Humanis et Malakoff Médéric ont adopté le 13 juin 2018 le principe de leur rapprochement au 1er janvier 2019. Ils vont à présent mettre en œuvre les procédures sociales et réglementaires préalables à l’engagement de travaux opérationnels de rapprochement en vue de constituer un acteur majeur de la protection sociale complémentaire (retraite et assurance de personnes)

Les deux groupes, qui partagent des valeurs communes paritaires et mutualistes, souhaitent associer leurs atouts respectifs et leurs complémentarités afin de défendre les intérêts de leurs clients (branches professionnelles, entreprises et particuliers) et de relever les défis industriels, financiers, réglementaires et digitaux liés à la transformation de leur environnement.

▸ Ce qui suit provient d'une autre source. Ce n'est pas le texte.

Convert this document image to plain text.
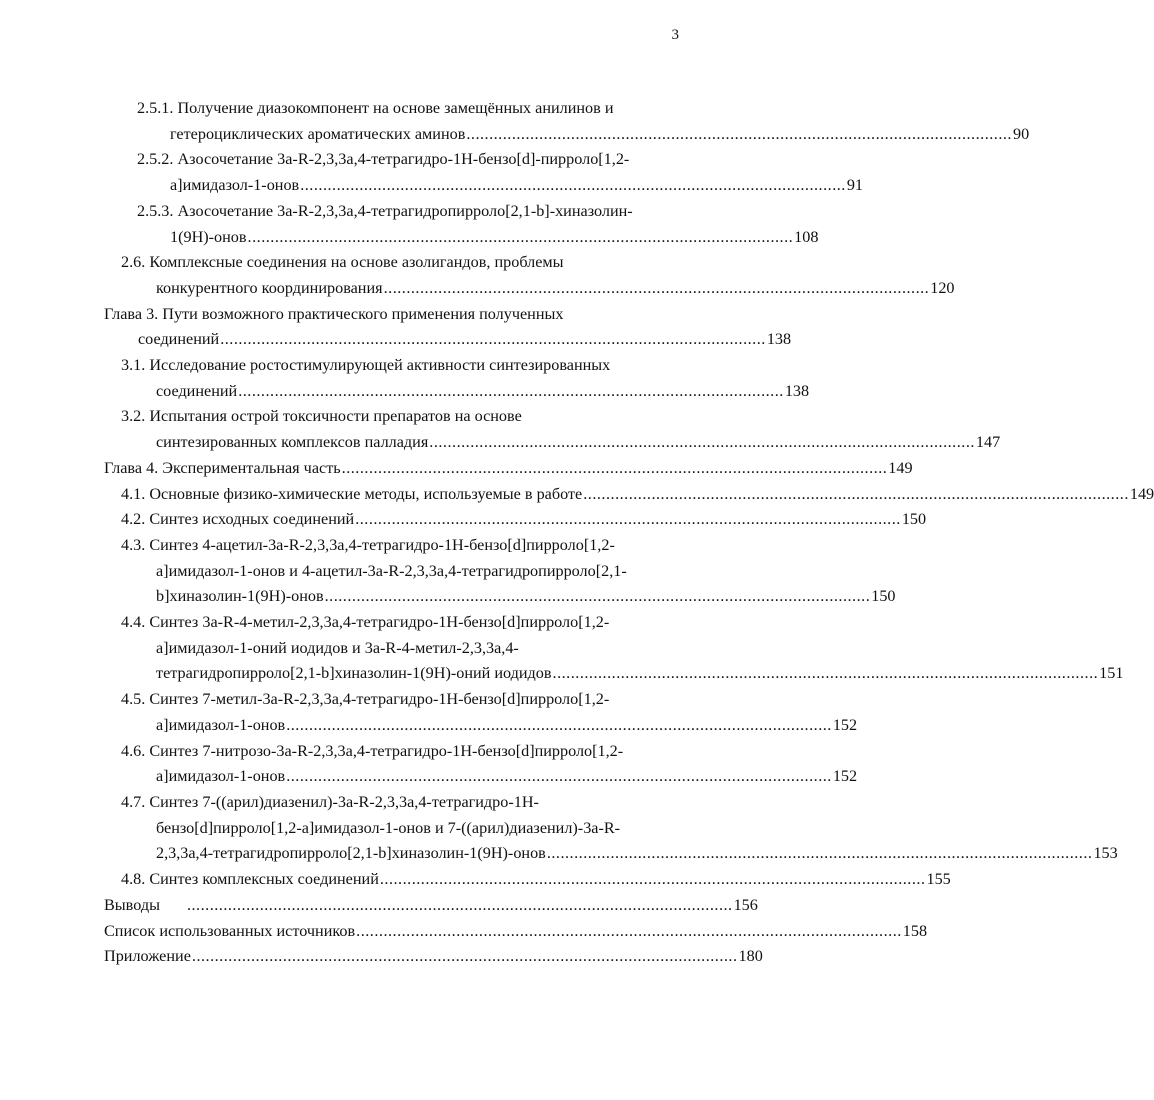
3
2.5.1. Получение диазокомпонент на основе замещённых анилинов и
гетероциклических ароматических аминов ........................................................................................................................ 90
2.5.2. Азосочетание 3a-R-2,3,3a,4-тетрагидро-1H-бензо[d]-пирроло[1,2-
a]имидазол-1-онов ........................................................................................................................ 91
2.5.3. Азосочетание 3a-R-2,3,3a,4-тетрагидропирроло[2,1-b]-хиназолин-
1(9H)-онов ........................................................................................................................ 108
2.6. Комплексные соединения на основе азолигандов, проблемы
конкурентного координирования ........................................................................................................................ 120
Глава 3. Пути возможного практического применения полученных
соединений ........................................................................................................................ 138
3.1. Исследование ростостимулирующей активности синтезированных
соединений ........................................................................................................................ 138
3.2. Испытания острой токсичности препаратов на основе
синтезированных комплексов палладия ........................................................................................................................ 147
Глава 4. Экспериментальная часть ........................................................................................................................ 149
4.1. Основные физико-химические методы, используемые в работе ........................................................................................................................ 149
4.2. Синтез исходных соединений ........................................................................................................................ 150
4.3. Синтез 4-ацетил-3a-R-2,3,3a,4-тетрагидро-1H-бензо[d]пирроло[1,2-
a]имидазол-1-онов и 4-ацетил-3a-R-2,3,3a,4-тетрагидропирроло[2,1-
b]хиназолин-1(9H)-онов ........................................................................................................................ 150
4.4. Синтез 3a-R-4-метил-2,3,3a,4-тетрагидро-1H-бензо[d]пирроло[1,2-
a]имидазол-1-оний иодидов и 3a-R-4-метил-2,3,3a,4-
тетрагидропирроло[2,1-b]хиназолин-1(9H)-оний иодидов ........................................................................................................................ 151
4.5. Синтез 7-метил-3a-R-2,3,3a,4-тетрагидро-1H-бензо[d]пирроло[1,2-
a]имидазол-1-онов ........................................................................................................................ 152
4.6. Синтез 7-нитрозо-3a-R-2,3,3a,4-тетрагидро-1H-бензо[d]пирроло[1,2-
a]имидазол-1-онов ........................................................................................................................ 152
4.7. Синтез 7-((арил)диазенил)-3a-R-2,3,3a,4-тетрагидро-1H-
бензо[d]пирроло[1,2-a]имидазол-1-онов и 7-((арил)диазенил)-3a-R-
2,3,3a,4-тетрагидропирроло[2,1-b]хиназолин-1(9H)-онов ........................................................................................................................ 153
4.8. Синтез комплексных соединений ........................................................................................................................ 155
Выводы ........................................................................................................................ 156
Список использованных источников ........................................................................................................................ 158
Приложение ........................................................................................................................ 180
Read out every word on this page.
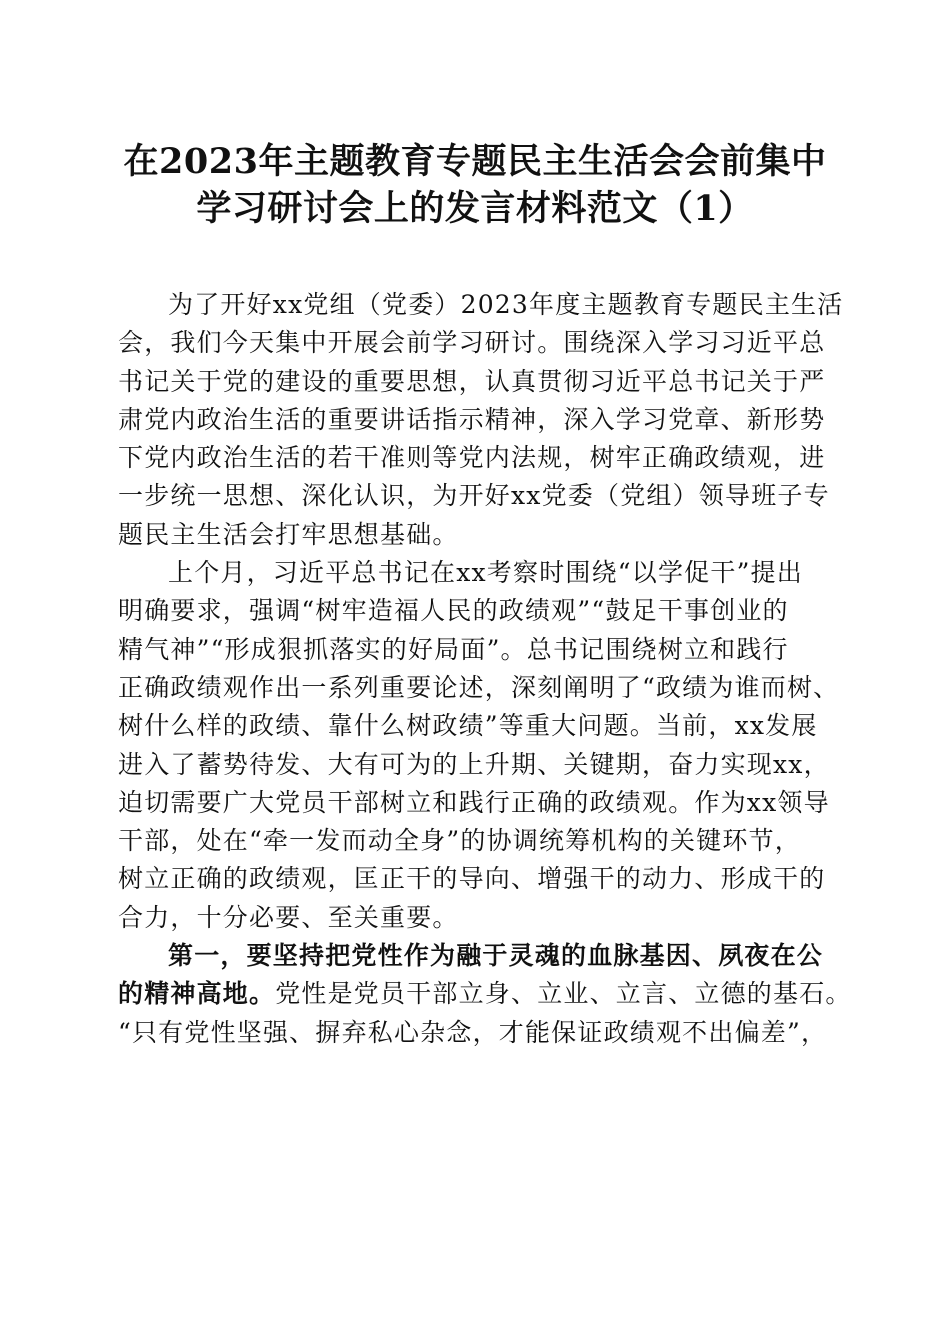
在2023年主题教育专题民主生活会会前集中
学习研讨会上的发言材料范文（1）

为了开好xx党组（党委）2023年度主题教育专题民主生活
会，我们今天集中开展会前学习研讨。围绕深入学习习近平总
书记关于党的建设的重要思想，认真贯彻习近平总书记关于严
肃党内政治生活的重要讲话指示精神，深入学习党章、新形势
下党内政治生活的若干准则等党内法规，树牢正确政绩观，进
一步统一思想、深化认识，为开好xx党委（党组）领导班子专
题民主生活会打牢思想基础。

上个月，习近平总书记在xx考察时围绕“以学促干”提出
明确要求，强调“树牢造福人民的政绩观”“鼓足干事创业的
精气神”“形成狠抓落实的好局面”。总书记围绕树立和践行
正确政绩观作出一系列重要论述，深刻阐明了“政绩为谁而树、
树什么样的政绩、靠什么树政绩”等重大问题。当前，xx发展
进入了蓄势待发、大有可为的上升期、关键期，奋力实现xx，
迫切需要广大党员干部树立和践行正确的政绩观。作为xx领导
干部，处在“牵一发而动全身”的协调统筹机构的关键环节，
树立正确的政绩观，匡正干的导向、增强干的动力、形成干的
合力，十分必要、至关重要。

第一，要坚持把党性作为融于灵魂的血脉基因、夙夜在公
的精神高地。党性是党员干部立身、立业、立言、立德的基石。
“只有党性坚强、摒弃私心杂念，才能保证政绩观不出偏差”，
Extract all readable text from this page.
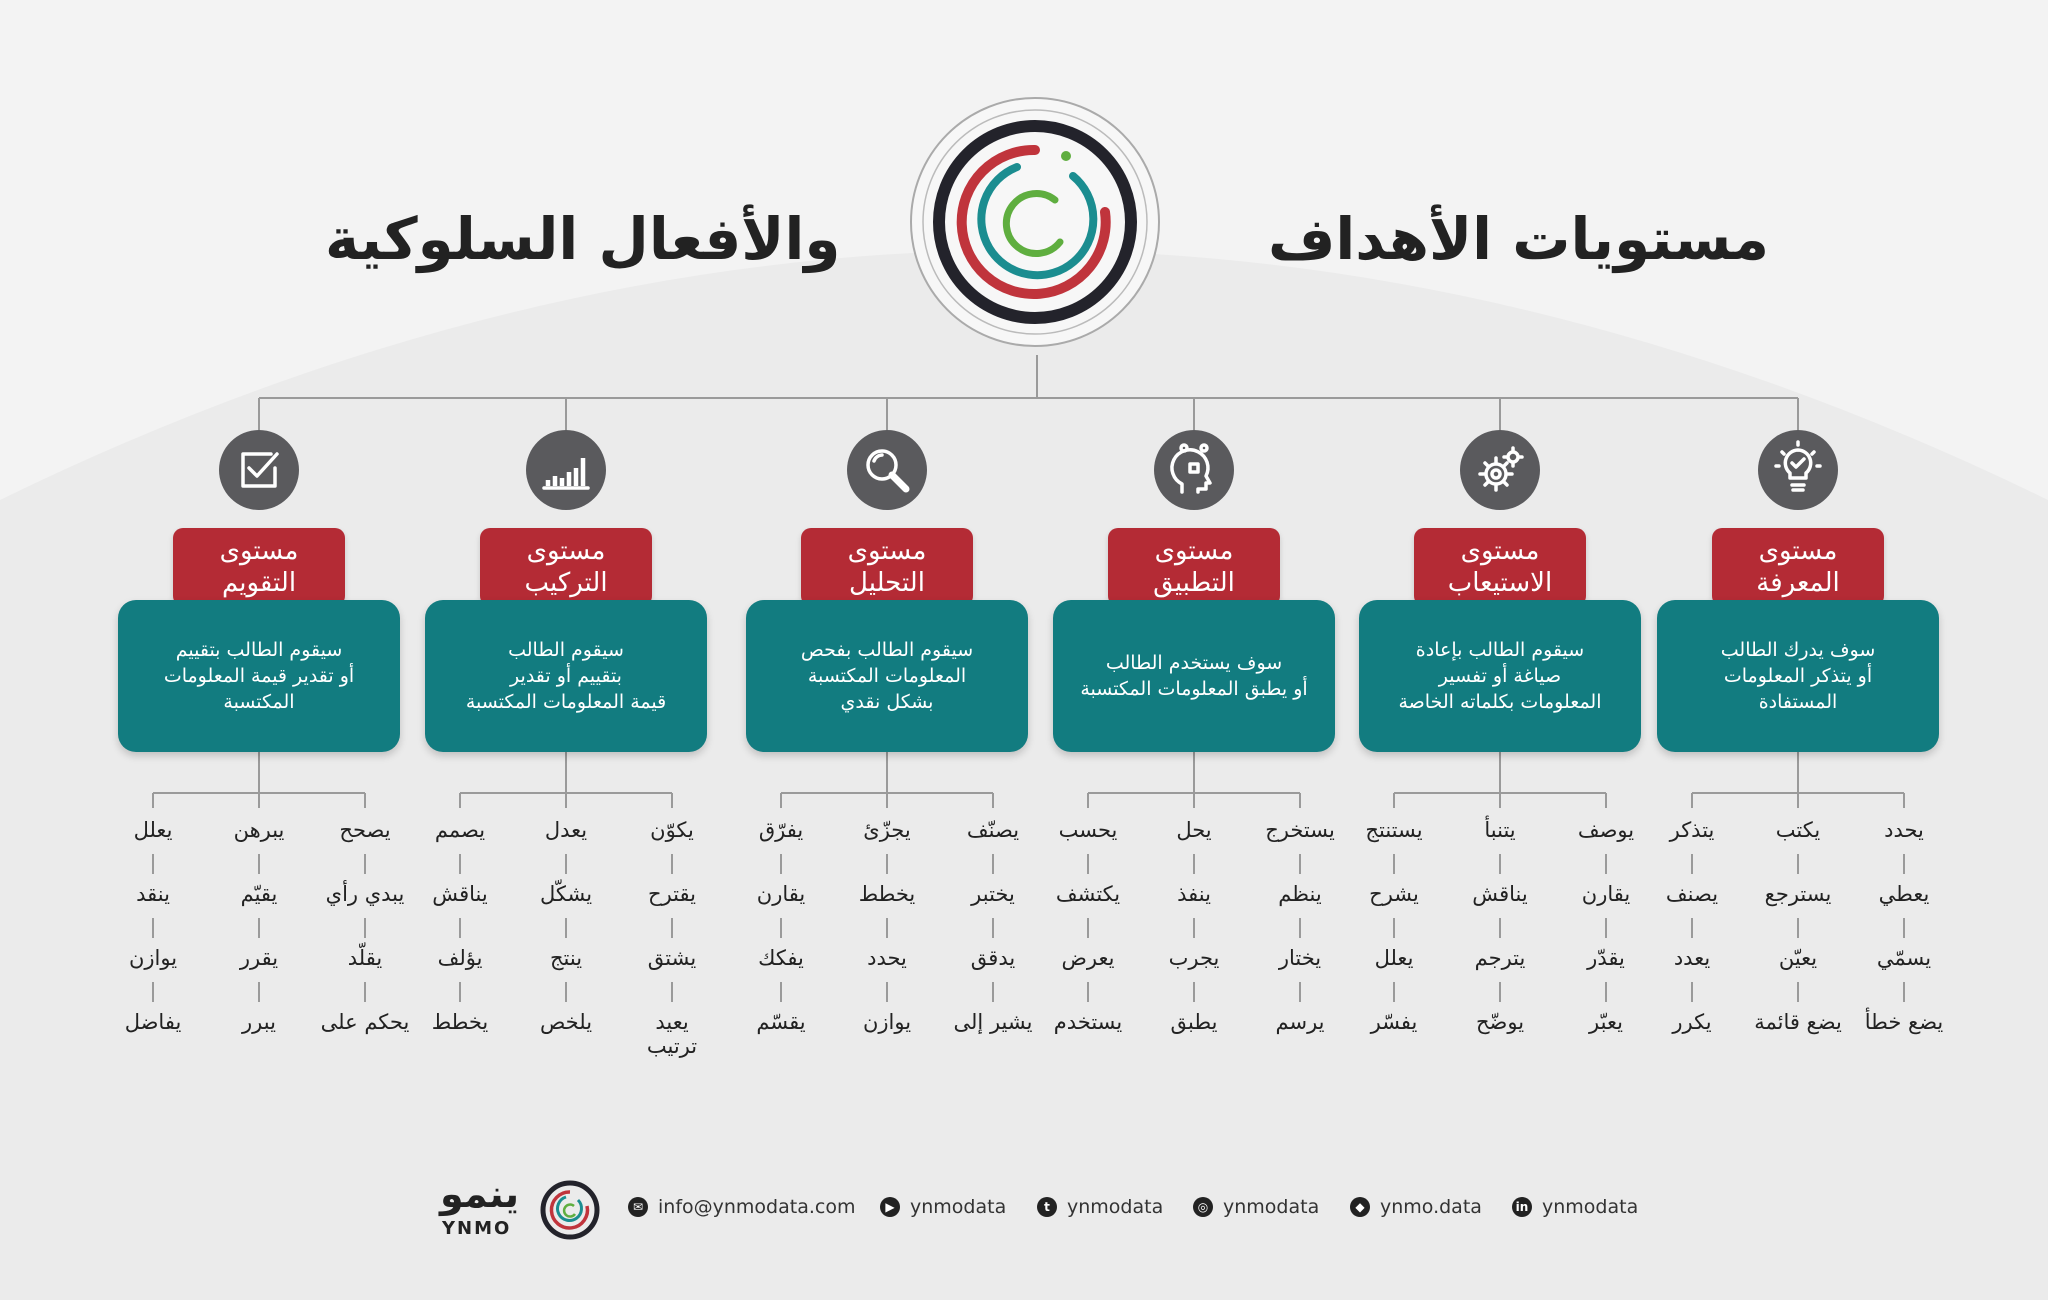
مستويات الأهداف
والأفعال السلوكية
مستوى
المعرفة
سوف يدرك الطالب
أو يتذكر المعلومات
المستفادة
يتذكر
يصنف
يعدد
يكرر
يكتب
يسترجع
يعيّن
يضع قائمة
يحدد
يعطي
يسمّي
يضع خطأ
مستوى
الاستيعاب
سيقوم الطالب بإعادة
صياغة أو تفسير
المعلومات بكلماته الخاصة
يستنتج
يشرح
يعلل
يفسّر
يتنبأ
يناقش
يترجم
يوضّح
يوصف
يقارن
يقدّر
يعبّر
مستوى
التطبيق
سوف يستخدم الطالب
أو يطبق المعلومات المكتسبة
يحسب
يكتشف
يعرض
يستخدم
يحل
ينفذ
يجرب
يطبق
يستخرج
ينظم
يختار
يرسم
مستوى
التحليل
سيقوم الطالب بفحص
المعلومات المكتسبة
بشكل نقدي
يفرّق
يقارن
يفكك
يقسّم
يجزّئ
يخطط
يحدد
يوازن
يصنّف
يختبر
يدقق
يشير إلى
مستوى
التركيب
سيقوم الطالب
بتقييم أو تقدير
قيمة المعلومات المكتسبة
يصمم
يناقش
يؤلف
يخطط
يعدل
يشكّل
ينتج
يلخص
يكوّن
يقترح
يشتق
يعيد ترتيب
مستوى
التقويم
سيقوم الطالب بتقييم
أو تقدير قيمة المعلومات
المكتسبة
يعلل
ينقد
يوازن
يفاضل
يبرهن
يقيّم
يقرر
يبرر
يصحح
يبدي رأي
يقلّد
يحكم على
ينمو
YNMO
✉ info@ynmodata.com	▶ ynmodata	t ynmodata	◎ ynmodata	◆ ynmo.data	in ynmodata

Sur la base de l’étude d’opportunité relative au rapprochement de leurs activités de retraite complémentaire et d’assurance de personnes, annoncée en mars dernier, les conseils d’administration des deux groupes de protection sociale, Humanis et Malakoff Médéric, ont adopté le 13 juin 2018 le principe de leur rapprochement au 1er janvier 2019.

Ils vont, à présent, mettre en œuvre les procédures sociales et réglementaires préalables à l’engagement de travaux opérationnels de rapprochement en vue de constituer un acteur majeur de la protection sociale pour la gestion de la retraite complémentaire et l’assurance de personnes (santé, prévoyance, épargne). Les conseils d’administration des deux groupes de protection sociale viennent ainsi de décider d’une démarche et d’un calendrier pour conduire ces travaux.

  • Sous réserve des conclusions de ces travaux, la gouvernance du futur groupe de protection sociale serait assurée à partir du 1er janvier 2019 par une nouvelle Association sommitale et par la mise en place d’une structure de groupe prudentiel pour l’assurance de personnes (SGAM solvabilité 2). Au global, le rapprochement créerait un groupe financièrement très solide, disposant, de fonds propres combinés de 6,9 Mds d’euros et d’une solvabilité combinée de plus de 200 %, sur la base des agrégats de fin 2017.
  • L’organisation opérationnelle du groupe serait assurée par une mise en commun des moyens à compter de janvier 2019. Les chantiers de convergence sociale et opérationnelle s’inscriront dans un calendrier qui sera précisé dans les prochains mois.